Story, art, letters, colors by Abby Denson
Published by Green Candy Press
Reviewed by Brian Andersen
Abby Denson is one of those rare comic talents who is able to play both in the mainstream and indie comic book worlds without losing a smidge of her creative ability. Having written stories for both DC and Marvel (as well as other established comic companies) Denson is also a proud creator of her very own, very unique, brand of underground, ultra-hip comics - comics happily unhampered by mainstream superheroic requirements. In Denson’s more indie comic work she targets young, High School gay love in one graphic novel and then boldly tells the tale of an alien and a wheelchair-bound-teen finding love in another mini-comic, all the while writing, drawing, lettering, coloring, and doing pretty much everything but stapling the books. Her latest graphic novel, “Dolltopia”, is Denson at her indie best.
“Dolltopia” is more than just its fun, cute, simple premise about runaway dolls seeking refuge in an utopian like city (aka “Dolltopia”, natch). The book is also a deftly crafted social commentary of our modern society’s obsession with perfection, with the pressure we often feel to live conformists lives, and that driving need we all have to find a ‘home’ – ‘home’ being that comfortable, safe place where we can totally and completely feel free to be whoever it is we really, truly are.
That’s a hefty order for one comic to tackle. Thankfully, Denson is on the case. She smartly casts her book with character allusions to well-know, world famous dolls (Barbie, Ken, G.I. Joe) and in so doing Denson provides the reader with an almost instantaneous frame of reference - and a surprisingly powerful emotion link - to the characters. It doesn’t take much for the reader to be invested in the comic; we simply have to look no further than our own childhoods. I would venture to say that most everyone has had some relationship, either directly or via a sister/brother/friend, with one of today’s modern dolls. Surely most of us have played with at least with a Barbie, a G.I. Joe or one of those scary human-y sized doll heads little girls would use to practice their make-up and hair skills on.
Pulling on this shared social experience “Dolltopia” features a varied, colorful cast of doll characters – from ‘Army Jim,’ who ditches his packaged fighting attire for a rocking kilt and sassy tank top, to the alterna-girls Candy X and Candy O, who run the local Doll clothing shop – with the emotional center of the story sitting squarely on the plastic shoulders of ‘Kitty Ballerina’. Kitty is a hopeful dreamer, a doll who ditches her predetermined ‘perfect life’, colors her hair a bright pink, and hits the road hoping for a better place then what’s right in front of her. Kitty is anyone who’s ever wondered if there was something more for them out ‘there’ in the world. And unlike many of us, held down by our fear of the unknown, she’s determined to find out!

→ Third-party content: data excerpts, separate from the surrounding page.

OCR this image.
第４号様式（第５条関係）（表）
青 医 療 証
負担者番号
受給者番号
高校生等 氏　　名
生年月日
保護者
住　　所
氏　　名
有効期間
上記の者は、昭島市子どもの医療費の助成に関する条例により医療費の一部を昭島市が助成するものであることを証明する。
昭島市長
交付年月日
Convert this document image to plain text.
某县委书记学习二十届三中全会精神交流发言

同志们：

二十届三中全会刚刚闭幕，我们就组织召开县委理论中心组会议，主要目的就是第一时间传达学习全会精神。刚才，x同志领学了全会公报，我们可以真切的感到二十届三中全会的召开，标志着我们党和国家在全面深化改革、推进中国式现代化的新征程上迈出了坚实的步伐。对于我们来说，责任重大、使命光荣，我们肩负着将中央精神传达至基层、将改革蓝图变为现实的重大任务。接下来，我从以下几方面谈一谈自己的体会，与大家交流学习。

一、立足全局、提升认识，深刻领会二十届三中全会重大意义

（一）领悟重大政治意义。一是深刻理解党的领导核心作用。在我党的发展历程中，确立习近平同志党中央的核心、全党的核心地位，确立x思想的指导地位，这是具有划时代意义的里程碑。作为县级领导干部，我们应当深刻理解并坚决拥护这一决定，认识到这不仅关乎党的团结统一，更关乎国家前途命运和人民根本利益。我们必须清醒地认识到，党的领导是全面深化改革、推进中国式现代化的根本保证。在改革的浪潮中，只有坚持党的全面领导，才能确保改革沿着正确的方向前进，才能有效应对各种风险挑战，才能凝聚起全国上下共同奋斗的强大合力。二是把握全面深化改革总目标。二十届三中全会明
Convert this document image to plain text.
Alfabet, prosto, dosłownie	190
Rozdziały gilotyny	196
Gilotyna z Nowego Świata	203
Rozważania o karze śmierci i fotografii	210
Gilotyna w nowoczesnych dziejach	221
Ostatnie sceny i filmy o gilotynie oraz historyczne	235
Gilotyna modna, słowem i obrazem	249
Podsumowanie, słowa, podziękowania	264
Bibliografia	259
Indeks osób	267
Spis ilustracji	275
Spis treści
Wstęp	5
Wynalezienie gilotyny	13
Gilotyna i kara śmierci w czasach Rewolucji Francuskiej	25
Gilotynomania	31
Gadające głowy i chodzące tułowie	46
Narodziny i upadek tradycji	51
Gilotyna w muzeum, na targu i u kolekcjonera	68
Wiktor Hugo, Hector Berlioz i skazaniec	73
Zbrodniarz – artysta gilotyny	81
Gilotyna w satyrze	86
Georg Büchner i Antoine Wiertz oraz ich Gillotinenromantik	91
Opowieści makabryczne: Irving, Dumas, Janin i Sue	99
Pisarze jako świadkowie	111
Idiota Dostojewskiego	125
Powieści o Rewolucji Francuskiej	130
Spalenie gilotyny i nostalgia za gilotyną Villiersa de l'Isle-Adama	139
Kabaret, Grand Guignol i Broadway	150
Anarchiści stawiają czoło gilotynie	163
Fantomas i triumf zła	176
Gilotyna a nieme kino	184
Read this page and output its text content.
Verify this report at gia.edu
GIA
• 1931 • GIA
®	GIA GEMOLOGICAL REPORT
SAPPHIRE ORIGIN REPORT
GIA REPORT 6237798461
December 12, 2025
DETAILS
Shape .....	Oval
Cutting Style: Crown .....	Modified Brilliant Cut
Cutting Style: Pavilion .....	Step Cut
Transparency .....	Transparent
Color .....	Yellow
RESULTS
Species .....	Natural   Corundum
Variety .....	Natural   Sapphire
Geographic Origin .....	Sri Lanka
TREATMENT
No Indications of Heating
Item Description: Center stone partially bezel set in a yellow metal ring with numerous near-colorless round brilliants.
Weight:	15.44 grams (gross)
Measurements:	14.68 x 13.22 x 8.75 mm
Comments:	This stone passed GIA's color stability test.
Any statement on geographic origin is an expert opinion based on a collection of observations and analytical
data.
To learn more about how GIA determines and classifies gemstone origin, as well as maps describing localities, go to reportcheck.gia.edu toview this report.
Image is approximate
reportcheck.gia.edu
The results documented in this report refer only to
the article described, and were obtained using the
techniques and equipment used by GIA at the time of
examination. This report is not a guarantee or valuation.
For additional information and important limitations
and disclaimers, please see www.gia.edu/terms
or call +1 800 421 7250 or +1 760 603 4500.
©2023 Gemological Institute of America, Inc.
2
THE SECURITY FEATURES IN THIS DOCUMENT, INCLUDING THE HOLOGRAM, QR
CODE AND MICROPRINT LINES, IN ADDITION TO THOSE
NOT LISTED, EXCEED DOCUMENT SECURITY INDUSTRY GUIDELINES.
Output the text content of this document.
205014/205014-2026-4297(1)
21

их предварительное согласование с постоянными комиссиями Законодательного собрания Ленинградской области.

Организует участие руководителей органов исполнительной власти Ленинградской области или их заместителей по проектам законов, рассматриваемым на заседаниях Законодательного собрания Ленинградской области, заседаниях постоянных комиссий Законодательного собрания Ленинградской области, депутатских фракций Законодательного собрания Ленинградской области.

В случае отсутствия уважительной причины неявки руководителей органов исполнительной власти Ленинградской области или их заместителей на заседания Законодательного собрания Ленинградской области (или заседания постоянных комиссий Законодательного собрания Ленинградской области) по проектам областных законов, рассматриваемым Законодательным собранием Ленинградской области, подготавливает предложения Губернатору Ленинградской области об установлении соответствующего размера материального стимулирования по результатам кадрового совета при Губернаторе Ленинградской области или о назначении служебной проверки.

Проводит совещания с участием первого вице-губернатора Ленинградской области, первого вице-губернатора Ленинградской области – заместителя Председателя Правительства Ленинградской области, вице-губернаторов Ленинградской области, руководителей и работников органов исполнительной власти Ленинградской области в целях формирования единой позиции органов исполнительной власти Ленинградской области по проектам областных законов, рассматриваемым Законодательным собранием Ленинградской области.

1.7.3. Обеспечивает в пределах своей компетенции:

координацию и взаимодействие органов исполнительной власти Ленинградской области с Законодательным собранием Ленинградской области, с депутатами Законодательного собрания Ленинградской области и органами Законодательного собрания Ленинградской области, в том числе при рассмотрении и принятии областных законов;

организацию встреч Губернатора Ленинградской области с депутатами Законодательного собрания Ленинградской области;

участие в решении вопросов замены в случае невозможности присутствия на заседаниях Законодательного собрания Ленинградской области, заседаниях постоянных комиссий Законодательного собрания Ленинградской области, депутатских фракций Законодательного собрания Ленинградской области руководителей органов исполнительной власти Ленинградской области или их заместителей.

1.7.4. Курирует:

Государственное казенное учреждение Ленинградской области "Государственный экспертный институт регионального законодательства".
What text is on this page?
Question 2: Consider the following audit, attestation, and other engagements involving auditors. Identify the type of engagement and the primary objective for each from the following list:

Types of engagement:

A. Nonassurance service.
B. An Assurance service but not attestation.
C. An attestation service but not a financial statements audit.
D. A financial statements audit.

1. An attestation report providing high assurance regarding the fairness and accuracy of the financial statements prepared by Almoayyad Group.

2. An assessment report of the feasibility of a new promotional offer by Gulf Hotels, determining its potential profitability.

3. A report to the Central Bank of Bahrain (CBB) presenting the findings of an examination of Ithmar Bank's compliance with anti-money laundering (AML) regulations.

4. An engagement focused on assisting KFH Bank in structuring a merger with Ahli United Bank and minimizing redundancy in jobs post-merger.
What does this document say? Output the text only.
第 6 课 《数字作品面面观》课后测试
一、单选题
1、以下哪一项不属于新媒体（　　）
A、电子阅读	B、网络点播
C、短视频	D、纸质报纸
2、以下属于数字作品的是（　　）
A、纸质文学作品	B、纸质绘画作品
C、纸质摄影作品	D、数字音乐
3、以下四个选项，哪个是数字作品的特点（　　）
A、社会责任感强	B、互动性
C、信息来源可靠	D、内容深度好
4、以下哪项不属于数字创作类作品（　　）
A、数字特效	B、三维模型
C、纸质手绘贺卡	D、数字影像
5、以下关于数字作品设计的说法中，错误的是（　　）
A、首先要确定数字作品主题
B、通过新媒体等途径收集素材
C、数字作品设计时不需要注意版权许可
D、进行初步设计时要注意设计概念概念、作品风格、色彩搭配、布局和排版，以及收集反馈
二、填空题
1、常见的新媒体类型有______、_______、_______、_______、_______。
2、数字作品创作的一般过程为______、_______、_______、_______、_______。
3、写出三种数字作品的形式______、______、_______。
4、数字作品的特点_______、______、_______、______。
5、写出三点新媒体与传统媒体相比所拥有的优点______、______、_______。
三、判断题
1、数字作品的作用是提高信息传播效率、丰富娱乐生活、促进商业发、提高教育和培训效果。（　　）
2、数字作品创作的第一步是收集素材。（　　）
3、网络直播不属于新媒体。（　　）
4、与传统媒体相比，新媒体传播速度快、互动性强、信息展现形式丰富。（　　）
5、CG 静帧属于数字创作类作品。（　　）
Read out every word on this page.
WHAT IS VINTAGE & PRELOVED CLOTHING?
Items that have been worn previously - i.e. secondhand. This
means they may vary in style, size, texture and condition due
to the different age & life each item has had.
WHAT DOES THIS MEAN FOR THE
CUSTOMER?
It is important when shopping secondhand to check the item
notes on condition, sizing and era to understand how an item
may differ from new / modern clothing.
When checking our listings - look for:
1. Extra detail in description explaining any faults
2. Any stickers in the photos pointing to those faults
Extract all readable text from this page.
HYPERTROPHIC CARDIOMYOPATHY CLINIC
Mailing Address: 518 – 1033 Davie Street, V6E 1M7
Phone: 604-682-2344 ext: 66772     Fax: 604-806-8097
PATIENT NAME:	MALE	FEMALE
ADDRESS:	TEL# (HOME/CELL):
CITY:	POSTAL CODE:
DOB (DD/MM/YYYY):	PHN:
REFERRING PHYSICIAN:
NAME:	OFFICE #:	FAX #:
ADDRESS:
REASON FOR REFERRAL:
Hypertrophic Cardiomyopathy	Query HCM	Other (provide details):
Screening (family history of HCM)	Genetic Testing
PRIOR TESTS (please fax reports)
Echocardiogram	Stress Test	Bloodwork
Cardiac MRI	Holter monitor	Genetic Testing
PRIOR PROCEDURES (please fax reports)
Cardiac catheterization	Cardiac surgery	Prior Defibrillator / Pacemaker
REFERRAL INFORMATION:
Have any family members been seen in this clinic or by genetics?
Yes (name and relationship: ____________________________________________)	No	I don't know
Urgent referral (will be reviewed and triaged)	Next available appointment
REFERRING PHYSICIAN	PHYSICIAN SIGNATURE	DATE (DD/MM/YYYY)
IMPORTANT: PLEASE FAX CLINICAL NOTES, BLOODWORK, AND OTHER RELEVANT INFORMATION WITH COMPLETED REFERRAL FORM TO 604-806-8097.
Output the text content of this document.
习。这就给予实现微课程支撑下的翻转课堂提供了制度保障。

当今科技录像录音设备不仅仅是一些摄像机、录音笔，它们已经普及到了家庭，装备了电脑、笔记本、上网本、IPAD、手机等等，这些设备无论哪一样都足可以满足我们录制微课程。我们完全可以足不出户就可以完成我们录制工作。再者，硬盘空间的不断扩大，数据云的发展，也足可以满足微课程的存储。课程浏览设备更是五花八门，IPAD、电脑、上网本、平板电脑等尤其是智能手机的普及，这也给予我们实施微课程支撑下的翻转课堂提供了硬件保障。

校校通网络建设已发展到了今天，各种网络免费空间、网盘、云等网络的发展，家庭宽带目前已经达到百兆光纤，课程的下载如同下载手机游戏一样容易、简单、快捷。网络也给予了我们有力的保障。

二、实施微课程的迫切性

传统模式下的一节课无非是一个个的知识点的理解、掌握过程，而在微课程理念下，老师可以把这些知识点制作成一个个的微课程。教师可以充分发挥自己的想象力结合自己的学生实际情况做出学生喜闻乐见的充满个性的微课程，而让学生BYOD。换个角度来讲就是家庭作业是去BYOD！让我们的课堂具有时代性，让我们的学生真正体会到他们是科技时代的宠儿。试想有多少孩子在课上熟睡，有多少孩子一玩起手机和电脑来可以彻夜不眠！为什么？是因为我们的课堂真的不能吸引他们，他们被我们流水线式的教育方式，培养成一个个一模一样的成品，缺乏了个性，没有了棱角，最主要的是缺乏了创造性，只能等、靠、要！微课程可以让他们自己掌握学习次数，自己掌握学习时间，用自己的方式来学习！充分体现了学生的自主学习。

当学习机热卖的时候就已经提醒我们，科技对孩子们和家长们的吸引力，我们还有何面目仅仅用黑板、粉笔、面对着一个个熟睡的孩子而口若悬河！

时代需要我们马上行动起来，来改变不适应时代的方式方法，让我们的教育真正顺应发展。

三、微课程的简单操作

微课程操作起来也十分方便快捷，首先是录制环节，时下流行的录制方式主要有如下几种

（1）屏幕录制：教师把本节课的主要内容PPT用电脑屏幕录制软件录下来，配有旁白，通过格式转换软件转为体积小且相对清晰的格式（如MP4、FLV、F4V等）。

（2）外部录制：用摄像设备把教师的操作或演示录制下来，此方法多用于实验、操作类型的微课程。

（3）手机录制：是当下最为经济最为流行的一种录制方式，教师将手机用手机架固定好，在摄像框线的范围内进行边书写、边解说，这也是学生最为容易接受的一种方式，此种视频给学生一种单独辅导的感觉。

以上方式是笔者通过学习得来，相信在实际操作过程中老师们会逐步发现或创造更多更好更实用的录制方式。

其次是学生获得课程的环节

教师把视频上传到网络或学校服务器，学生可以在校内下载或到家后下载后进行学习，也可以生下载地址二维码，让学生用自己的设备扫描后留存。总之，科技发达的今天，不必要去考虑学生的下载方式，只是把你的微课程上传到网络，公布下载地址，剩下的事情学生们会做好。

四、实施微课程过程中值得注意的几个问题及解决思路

All in all “Dolltopia” is apretty great read. It manages to be joyfully cutesy, funny and sweet while also being thoughtfully deep and intelligent. This is the mark of a great creator, someone who can skirt the line between an almost child-like writing voice and a high-brow social commentator. On the art side - to the casual eye - this graphic novel may be easy to dismiss for its simplistic art style. Denson draws in a clean, flat, very paired-down manner, with limited details and very sparse backgrounds. At first glance the art may even appear almost ‘amateurish’. But to those who would skip out on this comic based on its more underground art style will surely be missing out. Where Denson may seem to lack a bit of polishing in her art she more than makes up for any roughness with her unabashed willingness to tell her story her own, non-conformist way. Denson has the ability to give each page an almost tangible energy, as though the reader can feel Denson’s love for comics with each panel, and throughout the entire graphic novel, her love and respect for the comic medium as a whole.
That’s one of the wonderful things about comics, and in art in general. All comics and all artists can’t, and shouldn’t, be the same. While some artists render simple, crude drawings to depict their stories, and others heap limitless details in a single, glorious panel, all have their place in comics. And “Dolltopia” deserves a place on any discerning comic reader’s shelf.